Optimizations

Interior nodes are not assumed to be stored anywhere. The tree structure is determined by the function which computes root-hashes for arbitrary leaf ranges on the fly. The performance of the tree depends highly on the efficiency of this operation. The recursive version of this function (e.g., RFC 9162, Section 2) is slow, affecting significantly state computation and generation of proofs.

Subroots

The above operation can be made iterative by accumulatively hashing together the root-hashes for ranges whose size is a power of two (“subroots”) and can as such be computed efficiently. Subroot computation has significant impact on performance (>500% speedup) while keeping peak memory usage reasonably low (e.g., 200 MiB for a tree with several tens of millions of entries) and linear with respect to tree size.

Note

For, say, comparison purposes, you can disable this feature by passing disable_optimizations=True when initializing the BaseMerkleTree superclass.

Effect of I/O operation

Subroot computation is CPU-bound except for loading leaf hashes to memory. This operation is implementation specific, since it depends on the particular storage backend which the tree operates upon (see _get_leaves in this section). The effect of this operation (usually I/O) can be significant.

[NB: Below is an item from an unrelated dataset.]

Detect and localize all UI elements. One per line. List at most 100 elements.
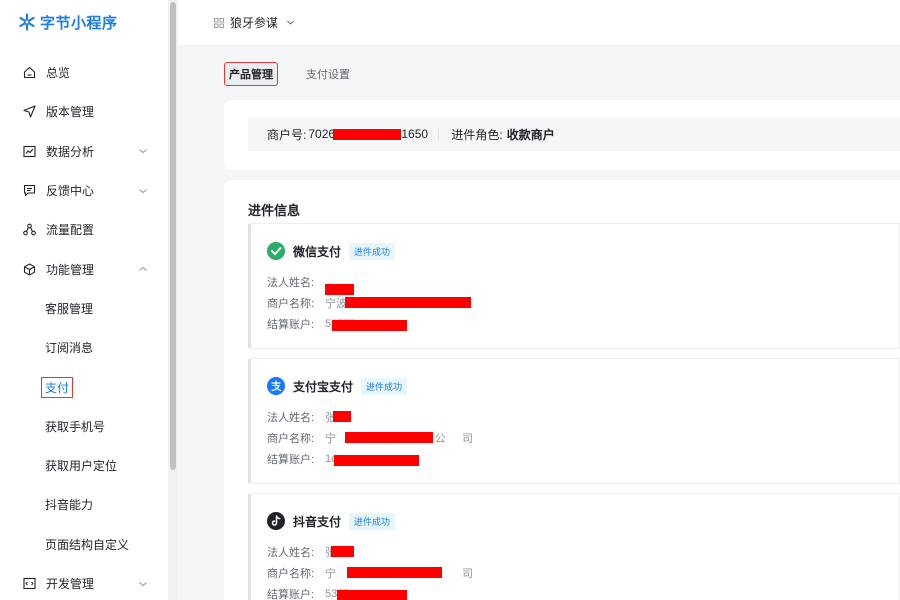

Take care to implement it in the most efficient way facilitated by your working framework (e.g., bulk fetching the dataset).

Caching

In view of the above technique, subroot computation is the only massively repeated and relatively costly operation. It thus makes sense to apply memoization for ranges whose size exceeds a certain threshold (128 leaves by default). For example, after sufficiently many cache hits (e.g. 2MiB cache memory), proof generation becomes at least 5 times faster for a tree with several tens of million of entries. Practically, a pretty big tree with sufficiently long uptime will respond instantly with negligible penalty in memory usage.

Cache capacity is controlled in bytes via the capacity parameter, which is passed to BaseMerkleTree and defaults to 1GiB (this should be overabundant for any imaginable use case). The minimum size of leaf ranges with cacheable root-hash is controlled via the threshold parameter, which is similarly passed to BaseMerkleTree and defaults to 128.

Note

For, say, comparison purposes, you can disable this feature by passing disable_cache=True when initializing the BaseMerkleTree superclass.